OK, just put in a new coil, points & condensor replaced earlier on a 30 year old engine (part of a Craftsman chippe). Old coil wire was coming apart. Had difficulty getting new wire into boot with spark plug clip, what am I missing here? Suspect this could be the cause of no spark. How can I check to verify coil is firing? Also, installed aftermarket coil, hoping these things are OK. Any thoughts appreciated.

Mike


----------



## Gocart (Mar 28, 2008)

GeoGrubb posted a real neat pdf file back when I was having coil issues. It is in this thread >> http://www.hobbytalk.com/bbs1/showthread.php?t=248332


----------



## Milanomike (Mar 21, 2009)

Beautiful, I'll check it out and report back. Thanks.

Mike


----------



## Milanomike (Mar 21, 2009)

OK, I'm back, just killed 1.5 hours on this, ran thru the procedure from above, great write up by Fluke.

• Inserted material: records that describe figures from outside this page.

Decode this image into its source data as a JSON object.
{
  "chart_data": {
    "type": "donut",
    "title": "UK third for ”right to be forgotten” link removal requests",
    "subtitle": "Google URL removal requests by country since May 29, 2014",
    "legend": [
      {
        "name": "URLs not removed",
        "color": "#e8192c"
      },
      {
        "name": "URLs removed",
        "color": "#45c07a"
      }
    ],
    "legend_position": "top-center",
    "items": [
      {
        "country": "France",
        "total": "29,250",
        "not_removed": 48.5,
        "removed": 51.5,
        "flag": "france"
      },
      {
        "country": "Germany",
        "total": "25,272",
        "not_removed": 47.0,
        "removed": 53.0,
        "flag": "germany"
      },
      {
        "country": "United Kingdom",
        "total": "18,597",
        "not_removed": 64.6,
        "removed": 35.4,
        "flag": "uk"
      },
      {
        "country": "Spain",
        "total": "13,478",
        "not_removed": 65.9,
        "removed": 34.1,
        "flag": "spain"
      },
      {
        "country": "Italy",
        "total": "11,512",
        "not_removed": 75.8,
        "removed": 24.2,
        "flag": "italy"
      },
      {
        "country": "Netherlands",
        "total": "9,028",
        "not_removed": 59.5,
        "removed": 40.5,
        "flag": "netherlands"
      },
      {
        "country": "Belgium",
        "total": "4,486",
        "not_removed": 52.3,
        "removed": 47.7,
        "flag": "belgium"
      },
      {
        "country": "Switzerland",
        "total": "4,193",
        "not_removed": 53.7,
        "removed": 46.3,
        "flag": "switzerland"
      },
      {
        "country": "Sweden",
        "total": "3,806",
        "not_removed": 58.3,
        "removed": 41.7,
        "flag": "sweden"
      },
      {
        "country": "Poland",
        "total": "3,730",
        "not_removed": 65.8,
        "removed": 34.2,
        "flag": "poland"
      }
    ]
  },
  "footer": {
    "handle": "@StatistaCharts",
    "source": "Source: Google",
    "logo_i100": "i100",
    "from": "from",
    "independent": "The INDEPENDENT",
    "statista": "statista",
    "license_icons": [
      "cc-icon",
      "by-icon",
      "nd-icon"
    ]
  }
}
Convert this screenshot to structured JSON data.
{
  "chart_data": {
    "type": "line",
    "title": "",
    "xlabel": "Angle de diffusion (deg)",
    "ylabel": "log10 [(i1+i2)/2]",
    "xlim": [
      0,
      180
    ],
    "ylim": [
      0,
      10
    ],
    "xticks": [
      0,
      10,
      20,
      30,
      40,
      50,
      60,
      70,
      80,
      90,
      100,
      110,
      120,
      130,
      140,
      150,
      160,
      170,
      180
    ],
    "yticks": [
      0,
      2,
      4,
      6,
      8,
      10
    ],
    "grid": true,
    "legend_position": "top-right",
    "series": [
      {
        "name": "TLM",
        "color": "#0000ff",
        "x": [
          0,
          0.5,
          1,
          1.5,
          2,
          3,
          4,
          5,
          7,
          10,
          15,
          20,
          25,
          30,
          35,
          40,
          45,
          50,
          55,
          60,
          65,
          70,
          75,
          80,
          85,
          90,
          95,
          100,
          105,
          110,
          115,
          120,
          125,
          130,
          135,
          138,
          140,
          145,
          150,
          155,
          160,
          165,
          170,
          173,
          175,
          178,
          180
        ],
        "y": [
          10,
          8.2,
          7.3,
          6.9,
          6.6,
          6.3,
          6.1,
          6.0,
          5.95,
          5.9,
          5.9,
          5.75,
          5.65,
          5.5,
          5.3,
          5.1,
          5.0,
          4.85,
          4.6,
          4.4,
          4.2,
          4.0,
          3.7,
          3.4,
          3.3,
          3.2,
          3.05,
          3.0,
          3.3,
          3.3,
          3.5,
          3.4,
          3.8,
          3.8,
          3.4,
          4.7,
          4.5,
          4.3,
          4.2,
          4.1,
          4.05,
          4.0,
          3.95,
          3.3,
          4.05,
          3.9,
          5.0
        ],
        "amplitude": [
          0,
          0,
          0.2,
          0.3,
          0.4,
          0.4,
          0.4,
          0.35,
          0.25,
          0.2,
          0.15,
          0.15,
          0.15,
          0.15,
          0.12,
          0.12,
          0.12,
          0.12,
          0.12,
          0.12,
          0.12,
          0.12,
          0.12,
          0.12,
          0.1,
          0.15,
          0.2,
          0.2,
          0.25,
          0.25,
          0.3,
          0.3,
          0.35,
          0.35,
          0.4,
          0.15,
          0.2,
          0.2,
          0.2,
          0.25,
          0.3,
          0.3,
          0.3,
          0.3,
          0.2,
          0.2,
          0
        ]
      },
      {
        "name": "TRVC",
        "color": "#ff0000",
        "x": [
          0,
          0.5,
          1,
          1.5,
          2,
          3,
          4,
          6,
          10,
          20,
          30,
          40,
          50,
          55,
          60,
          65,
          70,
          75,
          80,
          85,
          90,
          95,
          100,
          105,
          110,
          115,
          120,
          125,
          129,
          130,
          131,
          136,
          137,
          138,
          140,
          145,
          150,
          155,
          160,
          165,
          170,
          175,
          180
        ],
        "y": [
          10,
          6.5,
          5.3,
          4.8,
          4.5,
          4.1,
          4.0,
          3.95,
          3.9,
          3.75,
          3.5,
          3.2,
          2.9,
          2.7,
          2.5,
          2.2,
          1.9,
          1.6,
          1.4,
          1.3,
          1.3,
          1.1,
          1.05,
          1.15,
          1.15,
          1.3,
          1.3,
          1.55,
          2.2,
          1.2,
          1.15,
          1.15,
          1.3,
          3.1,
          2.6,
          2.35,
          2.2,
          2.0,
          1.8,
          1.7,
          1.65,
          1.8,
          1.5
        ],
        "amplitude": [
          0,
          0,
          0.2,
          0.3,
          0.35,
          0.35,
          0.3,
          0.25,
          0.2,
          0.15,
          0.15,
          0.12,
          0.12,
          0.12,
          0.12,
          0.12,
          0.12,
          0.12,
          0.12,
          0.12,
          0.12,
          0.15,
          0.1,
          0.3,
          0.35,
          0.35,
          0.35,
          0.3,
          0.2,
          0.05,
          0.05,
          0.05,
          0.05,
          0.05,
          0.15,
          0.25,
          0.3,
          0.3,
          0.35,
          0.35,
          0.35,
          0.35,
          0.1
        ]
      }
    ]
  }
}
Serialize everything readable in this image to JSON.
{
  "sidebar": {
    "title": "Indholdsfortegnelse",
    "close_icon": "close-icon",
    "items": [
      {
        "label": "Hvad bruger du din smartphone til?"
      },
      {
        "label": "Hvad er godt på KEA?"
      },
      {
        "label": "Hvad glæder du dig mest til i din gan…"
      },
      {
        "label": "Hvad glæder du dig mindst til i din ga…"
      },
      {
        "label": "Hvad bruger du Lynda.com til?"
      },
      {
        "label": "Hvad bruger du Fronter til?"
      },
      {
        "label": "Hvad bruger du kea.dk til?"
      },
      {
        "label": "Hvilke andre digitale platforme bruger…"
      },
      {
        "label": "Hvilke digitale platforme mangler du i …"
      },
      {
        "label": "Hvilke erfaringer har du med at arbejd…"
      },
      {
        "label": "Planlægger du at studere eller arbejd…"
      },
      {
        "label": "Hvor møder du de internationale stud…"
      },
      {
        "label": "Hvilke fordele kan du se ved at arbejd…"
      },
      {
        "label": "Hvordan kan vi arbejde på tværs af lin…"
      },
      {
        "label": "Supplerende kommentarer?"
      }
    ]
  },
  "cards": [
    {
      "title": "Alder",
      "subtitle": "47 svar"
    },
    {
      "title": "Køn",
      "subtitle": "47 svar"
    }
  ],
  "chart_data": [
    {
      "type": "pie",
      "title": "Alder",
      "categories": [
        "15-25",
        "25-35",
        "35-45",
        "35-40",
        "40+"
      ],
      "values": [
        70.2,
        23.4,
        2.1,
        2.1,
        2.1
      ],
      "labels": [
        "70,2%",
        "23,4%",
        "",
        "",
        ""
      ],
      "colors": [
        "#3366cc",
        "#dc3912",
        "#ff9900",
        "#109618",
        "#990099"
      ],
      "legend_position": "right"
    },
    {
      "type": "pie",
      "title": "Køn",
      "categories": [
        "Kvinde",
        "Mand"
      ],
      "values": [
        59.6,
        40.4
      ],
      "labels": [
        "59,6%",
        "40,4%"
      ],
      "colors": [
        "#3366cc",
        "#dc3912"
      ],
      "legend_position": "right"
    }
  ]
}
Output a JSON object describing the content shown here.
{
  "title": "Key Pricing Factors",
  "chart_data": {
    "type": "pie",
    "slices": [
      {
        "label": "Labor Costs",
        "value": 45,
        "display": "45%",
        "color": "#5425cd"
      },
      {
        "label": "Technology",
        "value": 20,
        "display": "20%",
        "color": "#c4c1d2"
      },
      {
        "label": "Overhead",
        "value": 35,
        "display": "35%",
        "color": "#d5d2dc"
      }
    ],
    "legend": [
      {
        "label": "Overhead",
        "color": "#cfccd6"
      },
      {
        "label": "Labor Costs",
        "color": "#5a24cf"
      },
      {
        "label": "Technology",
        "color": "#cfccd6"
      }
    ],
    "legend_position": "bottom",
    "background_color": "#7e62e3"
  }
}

Everything checks out fine, but still no spark. Even checked old and new spark plugs, cleaned points. Finally, out of frustration, I put the old coil back in, and...spark. So, the new aftermarket coil I got from TEW, although showing continuity in the right range doesn't spark the spark plug. I guess it's dead. Anything else to check before I call these guys. Thanks.

Mike


----------



## Milanomike (Mar 21, 2009)

OK, started thinking I could have a ground issue. Cleaned all ground surfaces that hold the points, condenser, magneto to the engine and cleaned the 2 safety switches. I think it was the safety switches, I get a nice bright spark when turning engine over by hand.....with the old coil. Dead, nada, nothing with the new coil. Anyone know if these things are ever DOA? Thanks.

Mike


----------



## phillipmc (Jan 27, 2008)

its possible it is DOA


----------



## 30yearTech (Sep 14, 2006)

Yes, it's rare but it's certainly a possibility.


----------